Salting mandated health insurance with birth control is exactly the same as a tax—on employers, on Catholics, on gay men and women, on couples trying to have children and on the elderly—to subsidize one form of birth control…
The tax rate and spending debates that occupy the media are a small part of the effective taxes and spending that the government achieves by these regulatory mandates…
The natural compromise is simple: Birth control, abortion and other contentious practices are permitted. But those who object don’t have to pay for them. The federal takeover of medicine prevents us from reaching these natural compromises and needlessly divides our society…
Sure, churches should be exempt. We should all be exempt.
My only quibble is with his claim, “Insurance is a bad idea for small, regular and predictable expenses.”
That’s generally true. But medicine is an area where, potentially at least, small up-front expenditures (e.g., on hypertension control) could prevent large losses down the road. So it may be economically efficient for health plans to cover some small, regular, and predictable expenses. Both the carrier and the consumer would benefit. In fact, that would be the market’s way of telling otherwise uninformed consumers, “Hey! Controlling your hypertension is a really good for you!” And really, if someone is so risk-averse that they want health insurance with first-dollar coverage of everything – and they’re willing to pay the outrageous premiums that would accompany such coverage – why should we take issue with that?

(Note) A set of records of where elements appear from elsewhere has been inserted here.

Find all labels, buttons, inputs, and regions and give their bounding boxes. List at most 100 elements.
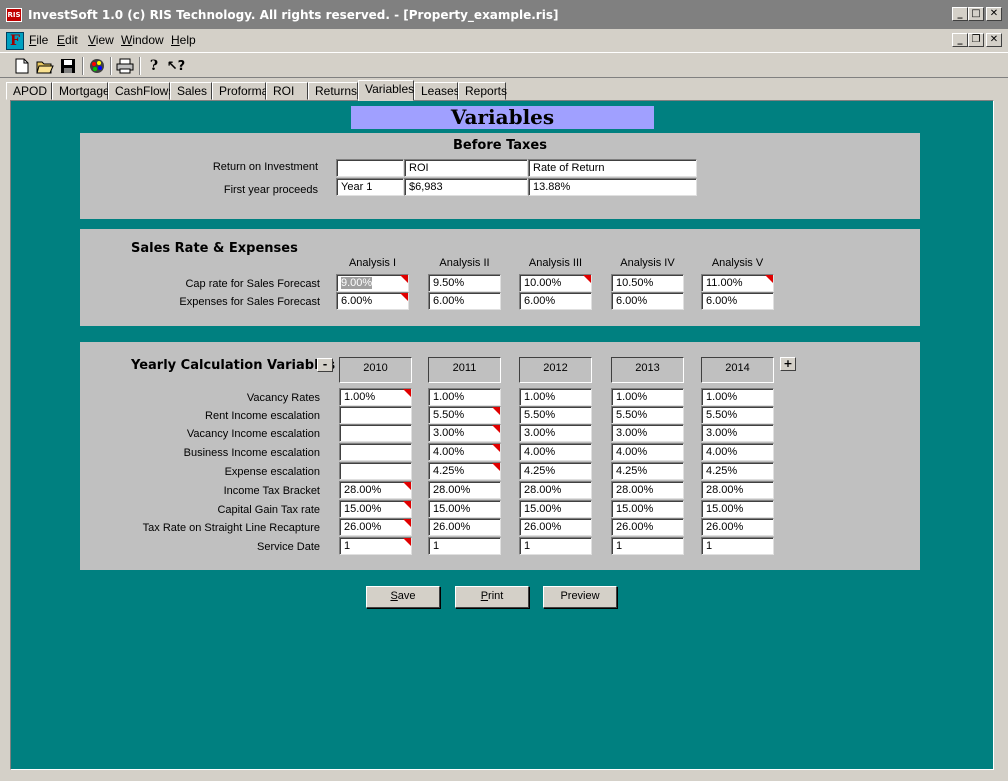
- palette-icon[interactable]: [87, 56, 107, 76]
- tab-roi[interactable]: ROI: [266, 82, 308, 100]
- app-icon[interactable]: RIS: [6, 8, 22, 22]
- yearly-value-field[interactable]: 15.00%: [701, 500, 774, 518]
- open-folder-icon[interactable]: [35, 56, 55, 76]
- yearly-value-field[interactable]: 1.00%: [701, 388, 774, 406]
- tab-leases[interactable]: Leases: [414, 82, 460, 100]
- year-header-2013: 2013: [611, 357, 684, 383]
- document-icon[interactable]: F: [6, 32, 24, 50]
- yearly-value-field[interactable]: 5.50%: [611, 406, 684, 424]
- yearly-value-field[interactable]: 28.00%: [339, 481, 412, 499]
- minimize-icon[interactable]: _: [952, 7, 968, 21]
- menu-help[interactable]: Help: [171, 33, 196, 47]
- yearly-value-field[interactable]: 4.25%: [428, 462, 501, 480]
- yearly-value-field[interactable]: 4.25%: [701, 462, 774, 480]
- menu-window[interactable]: Window: [121, 33, 164, 47]
- sales-value-field[interactable]: 9.00%: [336, 274, 409, 292]
- yearly-row-label: Business Income escalation: [183, 447, 320, 459]
- yearly-value-field[interactable]: 15.00%: [339, 500, 412, 518]
- context-help-icon[interactable]: ↖?: [166, 56, 186, 76]
- print-button[interactable]: Print: [455, 586, 529, 608]
- yearly-value-field[interactable]: 28.00%: [428, 481, 501, 499]
- close-icon[interactable]: ✕: [986, 7, 1002, 21]
- doc-restore-icon[interactable]: ❐: [968, 33, 984, 47]
- yearly-value-field[interactable]: 1: [701, 537, 774, 555]
- content-area: Variables Before Taxes Return on Investm…: [10, 100, 994, 770]
- yearly-value-field[interactable]: 15.00%: [611, 500, 684, 518]
- yearly-value-field[interactable]: 3.00%: [701, 424, 774, 442]
- yearly-value-field[interactable]: 26.00%: [701, 518, 774, 536]
- sales-col-header: Analysis III: [528, 257, 583, 269]
- sales-value-field[interactable]: 10.50%: [611, 274, 684, 292]
- yearly-value-field[interactable]: 4.00%: [611, 443, 684, 461]
- sales-value-field[interactable]: 11.00%: [701, 274, 774, 292]
- yearly-value-field[interactable]: [339, 462, 412, 480]
- yearly-value-field[interactable]: 3.00%: [611, 424, 684, 442]
- tab-reports[interactable]: Reports: [458, 82, 507, 100]
- sales-value-field[interactable]: 6.00%: [519, 292, 592, 310]
- yearly-value-field[interactable]: 1.00%: [519, 388, 592, 406]
- new-file-icon[interactable]: [12, 56, 32, 76]
- yearly-value-field[interactable]: [339, 443, 412, 461]
- yearly-value-field[interactable]: 4.00%: [701, 443, 774, 461]
- yearly-value-field[interactable]: 1: [519, 537, 592, 555]
- yearly-value-field[interactable]: 4.25%: [611, 462, 684, 480]
- print-icon[interactable]: [115, 56, 135, 76]
- yearly-value-field[interactable]: 4.25%: [519, 462, 592, 480]
- save-button[interactable]: Save: [366, 586, 440, 608]
- yearly-value-field[interactable]: 28.00%: [611, 481, 684, 499]
- maximize-icon[interactable]: □: [968, 7, 984, 21]
- sales-value-field[interactable]: 6.00%: [336, 292, 409, 310]
- tab-variables[interactable]: Variables: [358, 80, 414, 101]
- bt-header-roi: ROI: [404, 159, 528, 177]
- yearly-value-field[interactable]: 3.00%: [519, 424, 592, 442]
- yearly-value-field[interactable]: [339, 406, 412, 424]
- yearly-value-field[interactable]: 1.00%: [428, 388, 501, 406]
- preview-button[interactable]: Preview: [543, 586, 617, 608]
- yearly-value-field[interactable]: 26.00%: [339, 518, 412, 536]
- yearly-value-field[interactable]: 5.50%: [701, 406, 774, 424]
- yearly-value-field[interactable]: 4.00%: [519, 443, 592, 461]
- yearly-value-field[interactable]: 15.00%: [428, 500, 501, 518]
- yearly-value-field[interactable]: 26.00%: [611, 518, 684, 536]
- first-year-proceeds-label: First year proceeds: [223, 184, 318, 196]
- menu-bar: F _ ❐ ✕ File Edit View Window Help: [0, 30, 1008, 52]
- menu-file[interactable]: File: [29, 33, 48, 47]
- yearly-value-field[interactable]: [339, 424, 412, 442]
- tab-cashflows[interactable]: CashFlows: [108, 82, 174, 100]
- doc-close-icon[interactable]: ✕: [986, 33, 1002, 47]
- remove-year-button[interactable]: -: [317, 358, 333, 372]
- menu-edit[interactable]: Edit: [57, 33, 78, 47]
- sales-value-field[interactable]: 9.50%: [428, 274, 501, 292]
- tab-apod[interactable]: APOD: [6, 82, 52, 100]
- sales-value-field[interactable]: 6.00%: [611, 292, 684, 310]
- sales-value-field[interactable]: 10.00%: [519, 274, 592, 292]
- tab-sales[interactable]: Sales: [170, 82, 212, 100]
- tab-returns[interactable]: Returns: [308, 82, 358, 100]
- yearly-value-field[interactable]: 1: [428, 537, 501, 555]
- yearly-value-field[interactable]: 28.00%: [519, 481, 592, 499]
- doc-minimize-icon[interactable]: _: [952, 33, 968, 47]
- window-title: InvestSoft 1.0 (c) RIS Technology. All r…: [28, 8, 559, 22]
- save-disk-icon[interactable]: [58, 56, 78, 76]
- tab-mortgage[interactable]: Mortgage: [52, 82, 110, 100]
- yearly-value-field[interactable]: 1.00%: [611, 388, 684, 406]
- yearly-value-field[interactable]: 1.00%: [339, 388, 412, 406]
- yearly-value-field[interactable]: 28.00%: [701, 481, 774, 499]
- menu-view[interactable]: View: [88, 33, 114, 47]
- before-taxes-panel: Before Taxes Return on Investment First …: [80, 133, 920, 219]
- yearly-row-label: Capital Gain Tax rate: [217, 504, 320, 516]
- yearly-value-field[interactable]: 26.00%: [428, 518, 501, 536]
- yearly-value-field[interactable]: 1: [611, 537, 684, 555]
- sales-value-field[interactable]: 6.00%: [701, 292, 774, 310]
- yearly-value-field[interactable]: 5.50%: [428, 406, 501, 424]
- yearly-value-field[interactable]: 4.00%: [428, 443, 501, 461]
- yearly-value-field[interactable]: 1: [339, 537, 412, 555]
- tab-proforma[interactable]: Proforma: [212, 82, 268, 100]
- sales-value-field[interactable]: 6.00%: [428, 292, 501, 310]
- yearly-value-field[interactable]: 15.00%: [519, 500, 592, 518]
- help-icon[interactable]: ?: [144, 56, 164, 76]
- yearly-value-field[interactable]: 3.00%: [428, 424, 501, 442]
- yearly-value-field[interactable]: 26.00%: [519, 518, 592, 536]
- yearly-value-field[interactable]: 5.50%: [519, 406, 592, 424]
- add-year-button[interactable]: +: [780, 357, 796, 371]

ObamaCare’s contraceptive-coverage mandate demonstrates that government does a horrible job of picking only those types of “preventive” services for which first-dollar coverage will leave consumers better off. But I also think advocates of free-market health care generally need to let go of the idea that health insurance exists only for catastrophic expenses.
Politico’s Jason Millman writes:
How much does Rick Santorum hate President Barack Obama’s health care law? So much that he even opposes the parts a lot of Republicans like.
The Republican presidential candidate, talking health care across the street from Minnesota’s Mayo Clinic Monday morning, blasted parts of the Affordable Care Act that poll well even among Republican voters — like guaranteeing coverage for people with pre-existing conditions and making health insurers cover preventive care.
Santorum, who has touted free market health principles like health savings accounts as an alternative to the Affordable Care Act, defended insurance industry practices the law eliminates, like setting premiums based on people’s health status.
Sigh. I refer my right honorable friend to the smack-down I gave such silliness some time ago:
Asking people whether they support the law’s pre-existing conditions provisions is like asking whether they want sick people to pay less for medical care. Of course they will say yes. If anything, it’s amazing that as many as 36 percent of the public are so economically literate as to know that these government price controls will actually harm people with pre-existing conditions. Also amazing is that among people with pre-existing conditions, equal numbers believe these provisions will be useless or harmful as think they will help.
But as the collapse of the CLASS Act and private markets for child-only health insurance have shown, and as the Obama administration has argued in federal court, the pre-existing conditions provisions cannot exist without the wildly unpopular individual mandate because on their own, the pre-existing conditions provisions would cause the entire health insurance market to implode.
If the pre-existing conditions provisions are a (supposed) benefit of the law, then the individual mandate is the cost of those provisions. If voters don’t like the individual mandate–if they aren’t willing to pay the cost of the law’s purported benefits–then the “popular” provisions aren’t popular, either.
Or, as Firedoglake’s Jon Walker puts it, ObamaCare is about as popular as pepperoni and broken glass pizza.
Even among Republican voters? Good grief.